The pivot from 'ship software' to 'evaluate agents' is post-hoc. It happened after round 3 made the original framing untenable. We renamed instead of shipping the original. Valid response, but should be acknowledged.

Alternative explanations for the same data

'GAD is a research notebook for one person' — true and honest, smaller audience claim.
'GAD is an opinionated convention for keeping decisions in repo' — true, but doesn't justify the framework overhead.
'GAD is an experiment in whether task management improves agent reliability' — accurate, lower stakes.

What would falsify this

A team using a non-in-repo task system (Linear) demonstrably runs better evals
The eval framework reaches 10+ external contributors and we still have to defend its construction

Honest current status

The new value prop is more defensible than the old one. Still partially aspirational (skill security) and partially circular (the eval framework validates itself).

What would make us more credible

Concrete moves, ranked by how much they'd actually move the needle. The top three are doable in the next session if we choose to prioritize credibility over feature velocity.

Pre-register hypotheses for round 5 BEFORE running it

Write down in .planning/PRE-REGISTRATION-ROUND-5.md exactly what we expect each condition to score, what the falsification thresholds are, and what we will conclude if the data goes either way. Commit it BEFORE running the eval. Single highest-value move available.

Run replicate runs per condition

3-5 replicates per condition per round, not 1. Same requirements, same workflow, different worktrees. Measures within-condition variance so we can tell if 'X beats Y' is signal or noise. Cost: tokens. Benefit: we stop confusing one-shot results with effects.

Add a true ablation arm

For round 5, add escape-the-dungeon-emergent-no-inherit — same requirements, same workflow, but starting with an empty skill library.
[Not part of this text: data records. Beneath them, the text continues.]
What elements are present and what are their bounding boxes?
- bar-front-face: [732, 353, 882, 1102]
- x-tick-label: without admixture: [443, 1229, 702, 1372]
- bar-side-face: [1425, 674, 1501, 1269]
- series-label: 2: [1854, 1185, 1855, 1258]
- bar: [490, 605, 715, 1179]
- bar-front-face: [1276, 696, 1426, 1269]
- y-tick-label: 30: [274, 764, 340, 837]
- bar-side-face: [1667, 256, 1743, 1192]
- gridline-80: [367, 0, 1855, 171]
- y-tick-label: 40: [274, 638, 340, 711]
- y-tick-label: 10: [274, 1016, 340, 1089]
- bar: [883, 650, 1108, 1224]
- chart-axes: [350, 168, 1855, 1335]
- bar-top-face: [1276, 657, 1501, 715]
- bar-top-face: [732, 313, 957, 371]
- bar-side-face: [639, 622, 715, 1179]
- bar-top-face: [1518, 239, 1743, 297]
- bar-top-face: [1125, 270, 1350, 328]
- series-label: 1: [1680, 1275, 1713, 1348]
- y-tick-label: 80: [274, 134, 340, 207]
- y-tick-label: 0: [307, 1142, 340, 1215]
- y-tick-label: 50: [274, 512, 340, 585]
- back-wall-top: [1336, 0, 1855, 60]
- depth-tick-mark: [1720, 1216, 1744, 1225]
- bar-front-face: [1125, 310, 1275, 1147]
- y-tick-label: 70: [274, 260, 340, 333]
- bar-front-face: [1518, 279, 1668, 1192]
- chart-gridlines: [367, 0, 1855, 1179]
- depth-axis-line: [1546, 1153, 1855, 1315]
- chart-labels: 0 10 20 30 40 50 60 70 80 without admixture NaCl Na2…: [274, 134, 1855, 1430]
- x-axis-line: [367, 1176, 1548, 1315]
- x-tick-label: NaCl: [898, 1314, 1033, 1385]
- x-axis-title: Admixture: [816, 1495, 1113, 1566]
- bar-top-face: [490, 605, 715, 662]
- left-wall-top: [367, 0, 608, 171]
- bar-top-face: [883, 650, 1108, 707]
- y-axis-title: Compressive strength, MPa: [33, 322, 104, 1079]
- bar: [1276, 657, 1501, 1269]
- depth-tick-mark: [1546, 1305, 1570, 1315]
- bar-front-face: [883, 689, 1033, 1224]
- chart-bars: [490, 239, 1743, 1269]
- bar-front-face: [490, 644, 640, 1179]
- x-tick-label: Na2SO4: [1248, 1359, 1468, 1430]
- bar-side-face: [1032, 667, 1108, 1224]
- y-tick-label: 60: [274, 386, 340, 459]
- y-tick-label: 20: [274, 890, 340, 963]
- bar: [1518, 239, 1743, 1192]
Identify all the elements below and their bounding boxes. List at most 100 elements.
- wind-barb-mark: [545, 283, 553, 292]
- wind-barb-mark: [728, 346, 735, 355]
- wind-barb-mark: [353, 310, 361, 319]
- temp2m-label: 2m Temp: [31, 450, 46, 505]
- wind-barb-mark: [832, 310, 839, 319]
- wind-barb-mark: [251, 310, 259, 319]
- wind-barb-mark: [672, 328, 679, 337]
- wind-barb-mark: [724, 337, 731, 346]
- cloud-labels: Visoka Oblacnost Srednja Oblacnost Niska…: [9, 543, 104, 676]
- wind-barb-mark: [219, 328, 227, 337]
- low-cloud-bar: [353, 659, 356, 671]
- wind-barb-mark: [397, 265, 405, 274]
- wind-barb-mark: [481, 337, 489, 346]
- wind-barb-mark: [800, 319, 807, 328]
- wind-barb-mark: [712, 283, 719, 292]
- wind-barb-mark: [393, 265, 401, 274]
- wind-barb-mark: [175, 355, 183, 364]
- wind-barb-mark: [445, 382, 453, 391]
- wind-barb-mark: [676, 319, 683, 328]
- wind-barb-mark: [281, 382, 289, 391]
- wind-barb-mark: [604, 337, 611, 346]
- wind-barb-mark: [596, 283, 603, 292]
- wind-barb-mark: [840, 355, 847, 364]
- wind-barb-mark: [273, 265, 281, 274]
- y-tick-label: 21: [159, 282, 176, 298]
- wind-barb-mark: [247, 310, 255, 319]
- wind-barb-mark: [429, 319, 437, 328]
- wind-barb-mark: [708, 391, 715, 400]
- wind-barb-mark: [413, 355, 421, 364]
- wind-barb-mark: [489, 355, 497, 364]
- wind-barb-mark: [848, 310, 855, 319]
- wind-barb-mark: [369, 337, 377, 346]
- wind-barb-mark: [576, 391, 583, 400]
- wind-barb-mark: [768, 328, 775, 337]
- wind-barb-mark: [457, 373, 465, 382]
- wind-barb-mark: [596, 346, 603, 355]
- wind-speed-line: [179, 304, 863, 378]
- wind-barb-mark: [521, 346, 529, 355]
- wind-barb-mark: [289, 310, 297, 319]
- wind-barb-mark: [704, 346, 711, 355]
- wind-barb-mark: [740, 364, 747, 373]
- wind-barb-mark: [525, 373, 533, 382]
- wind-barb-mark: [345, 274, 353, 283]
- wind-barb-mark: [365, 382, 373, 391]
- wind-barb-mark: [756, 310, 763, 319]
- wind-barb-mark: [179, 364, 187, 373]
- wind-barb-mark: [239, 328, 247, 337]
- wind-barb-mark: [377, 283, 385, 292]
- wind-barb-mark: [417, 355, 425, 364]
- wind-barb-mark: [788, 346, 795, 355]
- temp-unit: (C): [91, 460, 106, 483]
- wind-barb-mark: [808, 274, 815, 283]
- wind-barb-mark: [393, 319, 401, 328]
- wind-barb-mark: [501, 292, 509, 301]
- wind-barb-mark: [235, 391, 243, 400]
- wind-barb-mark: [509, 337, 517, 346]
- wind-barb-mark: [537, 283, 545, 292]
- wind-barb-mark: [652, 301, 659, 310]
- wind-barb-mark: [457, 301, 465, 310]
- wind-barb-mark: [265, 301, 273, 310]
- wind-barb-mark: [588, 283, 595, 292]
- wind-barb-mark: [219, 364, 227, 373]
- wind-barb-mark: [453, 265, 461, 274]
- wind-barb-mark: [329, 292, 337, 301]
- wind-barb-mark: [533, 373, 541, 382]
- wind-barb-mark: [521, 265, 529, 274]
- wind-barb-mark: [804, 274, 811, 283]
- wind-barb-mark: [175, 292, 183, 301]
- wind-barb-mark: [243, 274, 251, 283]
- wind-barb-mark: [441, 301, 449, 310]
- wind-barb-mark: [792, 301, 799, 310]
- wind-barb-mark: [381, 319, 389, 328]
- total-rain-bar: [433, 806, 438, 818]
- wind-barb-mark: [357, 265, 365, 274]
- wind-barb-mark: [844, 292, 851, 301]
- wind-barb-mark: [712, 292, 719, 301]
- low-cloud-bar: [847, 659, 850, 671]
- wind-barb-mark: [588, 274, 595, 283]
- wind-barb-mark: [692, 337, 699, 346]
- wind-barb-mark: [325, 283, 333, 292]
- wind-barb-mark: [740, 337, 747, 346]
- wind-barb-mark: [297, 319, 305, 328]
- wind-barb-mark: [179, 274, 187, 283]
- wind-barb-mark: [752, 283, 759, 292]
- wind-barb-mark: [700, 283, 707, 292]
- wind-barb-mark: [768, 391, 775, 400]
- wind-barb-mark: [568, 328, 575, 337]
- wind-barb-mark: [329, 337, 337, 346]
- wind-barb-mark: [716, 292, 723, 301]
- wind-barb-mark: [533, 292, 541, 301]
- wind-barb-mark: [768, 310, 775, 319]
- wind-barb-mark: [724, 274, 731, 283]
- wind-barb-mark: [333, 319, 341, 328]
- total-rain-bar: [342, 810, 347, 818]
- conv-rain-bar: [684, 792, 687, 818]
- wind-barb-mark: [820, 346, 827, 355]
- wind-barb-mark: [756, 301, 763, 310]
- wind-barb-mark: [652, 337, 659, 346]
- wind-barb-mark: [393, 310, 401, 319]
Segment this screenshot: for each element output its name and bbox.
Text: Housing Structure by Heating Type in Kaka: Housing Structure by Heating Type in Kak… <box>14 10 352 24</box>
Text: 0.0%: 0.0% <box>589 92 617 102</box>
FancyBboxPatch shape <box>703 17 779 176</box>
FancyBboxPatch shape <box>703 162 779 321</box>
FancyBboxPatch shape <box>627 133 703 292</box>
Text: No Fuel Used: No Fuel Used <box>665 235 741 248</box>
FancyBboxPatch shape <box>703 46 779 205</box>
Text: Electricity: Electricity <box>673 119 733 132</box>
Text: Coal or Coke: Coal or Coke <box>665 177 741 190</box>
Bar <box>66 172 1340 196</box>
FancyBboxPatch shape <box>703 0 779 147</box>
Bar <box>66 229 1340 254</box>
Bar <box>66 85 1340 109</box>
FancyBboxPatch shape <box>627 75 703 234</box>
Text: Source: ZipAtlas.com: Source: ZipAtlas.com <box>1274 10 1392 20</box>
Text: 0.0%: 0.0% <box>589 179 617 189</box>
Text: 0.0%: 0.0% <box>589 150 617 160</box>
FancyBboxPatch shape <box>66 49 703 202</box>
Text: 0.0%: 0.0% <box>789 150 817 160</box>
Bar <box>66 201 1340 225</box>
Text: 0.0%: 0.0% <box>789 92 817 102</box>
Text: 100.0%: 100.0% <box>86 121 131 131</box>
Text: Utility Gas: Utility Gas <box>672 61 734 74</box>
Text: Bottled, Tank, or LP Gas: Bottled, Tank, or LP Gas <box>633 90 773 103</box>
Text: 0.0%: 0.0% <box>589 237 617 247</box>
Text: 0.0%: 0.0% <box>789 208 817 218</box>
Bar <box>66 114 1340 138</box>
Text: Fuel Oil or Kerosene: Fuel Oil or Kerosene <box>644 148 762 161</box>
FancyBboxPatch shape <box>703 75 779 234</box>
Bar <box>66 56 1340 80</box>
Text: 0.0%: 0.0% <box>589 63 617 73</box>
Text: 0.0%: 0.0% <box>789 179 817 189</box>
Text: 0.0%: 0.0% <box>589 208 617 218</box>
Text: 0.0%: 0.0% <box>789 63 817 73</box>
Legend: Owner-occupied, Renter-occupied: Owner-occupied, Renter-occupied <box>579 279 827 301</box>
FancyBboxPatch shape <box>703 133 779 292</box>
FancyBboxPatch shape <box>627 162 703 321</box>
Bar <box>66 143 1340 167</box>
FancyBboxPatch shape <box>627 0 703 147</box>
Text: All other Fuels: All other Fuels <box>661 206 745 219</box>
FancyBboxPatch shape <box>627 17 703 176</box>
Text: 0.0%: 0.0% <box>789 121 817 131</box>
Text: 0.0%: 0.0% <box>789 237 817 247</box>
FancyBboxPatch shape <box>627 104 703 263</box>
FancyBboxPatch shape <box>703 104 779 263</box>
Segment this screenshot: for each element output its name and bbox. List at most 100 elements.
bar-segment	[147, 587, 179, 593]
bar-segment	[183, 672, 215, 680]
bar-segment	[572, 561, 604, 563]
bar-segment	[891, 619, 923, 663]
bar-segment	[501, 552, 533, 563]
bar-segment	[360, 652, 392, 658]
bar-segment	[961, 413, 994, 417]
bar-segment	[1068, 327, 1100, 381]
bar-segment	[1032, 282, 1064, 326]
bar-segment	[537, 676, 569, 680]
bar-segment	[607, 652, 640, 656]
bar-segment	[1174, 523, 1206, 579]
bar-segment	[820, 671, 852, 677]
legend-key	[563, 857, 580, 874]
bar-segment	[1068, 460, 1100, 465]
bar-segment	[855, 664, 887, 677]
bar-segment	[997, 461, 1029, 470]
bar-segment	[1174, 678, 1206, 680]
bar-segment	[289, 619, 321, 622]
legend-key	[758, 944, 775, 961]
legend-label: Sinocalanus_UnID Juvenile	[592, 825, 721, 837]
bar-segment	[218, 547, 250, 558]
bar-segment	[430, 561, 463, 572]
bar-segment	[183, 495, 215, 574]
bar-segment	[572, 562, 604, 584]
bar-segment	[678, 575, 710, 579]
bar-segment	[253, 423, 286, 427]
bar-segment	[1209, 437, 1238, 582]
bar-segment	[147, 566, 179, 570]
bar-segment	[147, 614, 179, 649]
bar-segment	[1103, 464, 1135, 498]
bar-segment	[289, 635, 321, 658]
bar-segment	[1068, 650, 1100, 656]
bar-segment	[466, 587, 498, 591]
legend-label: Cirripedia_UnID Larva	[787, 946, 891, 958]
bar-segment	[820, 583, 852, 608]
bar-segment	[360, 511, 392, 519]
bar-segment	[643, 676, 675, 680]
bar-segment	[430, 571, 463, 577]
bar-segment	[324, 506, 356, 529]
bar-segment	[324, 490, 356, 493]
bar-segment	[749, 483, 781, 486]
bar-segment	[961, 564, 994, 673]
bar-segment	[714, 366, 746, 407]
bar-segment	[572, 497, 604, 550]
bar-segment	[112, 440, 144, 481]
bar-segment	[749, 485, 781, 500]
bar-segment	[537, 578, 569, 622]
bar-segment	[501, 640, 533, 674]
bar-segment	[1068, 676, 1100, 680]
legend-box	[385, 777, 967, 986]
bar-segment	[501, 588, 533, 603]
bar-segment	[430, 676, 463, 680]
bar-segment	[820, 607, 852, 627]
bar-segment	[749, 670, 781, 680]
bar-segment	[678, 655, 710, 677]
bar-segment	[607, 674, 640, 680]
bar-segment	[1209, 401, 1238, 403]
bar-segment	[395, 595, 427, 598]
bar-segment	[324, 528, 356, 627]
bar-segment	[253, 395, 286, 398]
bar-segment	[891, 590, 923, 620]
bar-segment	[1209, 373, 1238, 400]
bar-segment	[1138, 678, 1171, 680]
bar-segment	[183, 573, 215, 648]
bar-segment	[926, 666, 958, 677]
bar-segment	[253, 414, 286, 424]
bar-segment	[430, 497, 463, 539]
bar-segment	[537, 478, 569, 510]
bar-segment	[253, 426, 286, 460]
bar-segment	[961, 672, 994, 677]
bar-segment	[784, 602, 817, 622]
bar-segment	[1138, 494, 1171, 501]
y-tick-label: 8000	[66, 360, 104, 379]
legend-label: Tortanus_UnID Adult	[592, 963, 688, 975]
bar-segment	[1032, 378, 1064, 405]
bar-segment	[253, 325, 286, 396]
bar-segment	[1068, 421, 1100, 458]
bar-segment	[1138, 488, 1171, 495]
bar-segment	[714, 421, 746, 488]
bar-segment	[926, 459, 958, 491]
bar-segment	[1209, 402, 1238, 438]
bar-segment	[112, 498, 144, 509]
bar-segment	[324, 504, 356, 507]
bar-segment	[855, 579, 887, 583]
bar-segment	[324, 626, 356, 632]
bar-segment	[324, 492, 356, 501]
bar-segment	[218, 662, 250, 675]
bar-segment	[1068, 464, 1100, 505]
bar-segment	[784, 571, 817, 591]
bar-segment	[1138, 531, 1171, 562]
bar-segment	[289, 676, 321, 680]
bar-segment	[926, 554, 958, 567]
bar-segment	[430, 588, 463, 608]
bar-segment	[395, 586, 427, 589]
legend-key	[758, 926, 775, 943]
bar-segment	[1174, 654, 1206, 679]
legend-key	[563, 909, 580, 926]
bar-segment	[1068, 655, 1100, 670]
If it scores comparably to emergent-with-inherit, the compound-skills hypothesis is dead.

Get a second human reviewer

One person scoring everything is a single point of failure. Even one external review per round (a friend, a colleague, a community member) would surface where the rubric is biased.

Run the same eval against a different game / task

Generalization is the difference between 'we observed this' and 'we discovered this.' Pick one non-roguelike task (a TODO app, a CLI parser) and run all three workflows against it.

Compute pressure programmatically before the run

Define the formula in code. Compute it from REQUIREMENTS.xml at prebuild. Display the value as 'computed' not 'estimated.' Allow human override but flag it visually. Converts pressure from self-report to deterministic.

Open the rubric to community input

Move it to data/rubric.json and explicitly invite issue-based proposals to add or reweight dimensions. Even if no one proposes anything, the openness is meaningful.

State falsifiability inline in every finding

Every Findings doc must include a section: 'What would falsify this finding?' Forces the writer to think about what could be wrong.

Stop calling preliminary observations 'hypotheses'

We have used 'hypothesis' to mean 'thing we noticed and gave a name.' A real hypothesis has a falsification threshold, a sample size estimate, and a pre-stated direction. Until we hit that bar, the right word is 'observation' or 'working theory.'

Audit the triumvirate

gad-73 names find-skills / merge-skill / create-skill as the foundational primitives. Verify they exist. Build whichever doesn't. Until this audit completes, gad-68 is making claims about a substrate that may not exist.

How this page is used

Publishing a finding:read the relevant hypothesis section first. If the finding doesn't survive the critique, soften the claim.
Designing a new round:check the falsification conditions. If the round can't produce data that would falsify a claim, the round is testing something else.
When confident: point yourself here. Confidence in early-stage research is the most dangerous failure mode.
When a reader asks "how do I know this is real?":point them here. The credibility move is admitting what we don't know.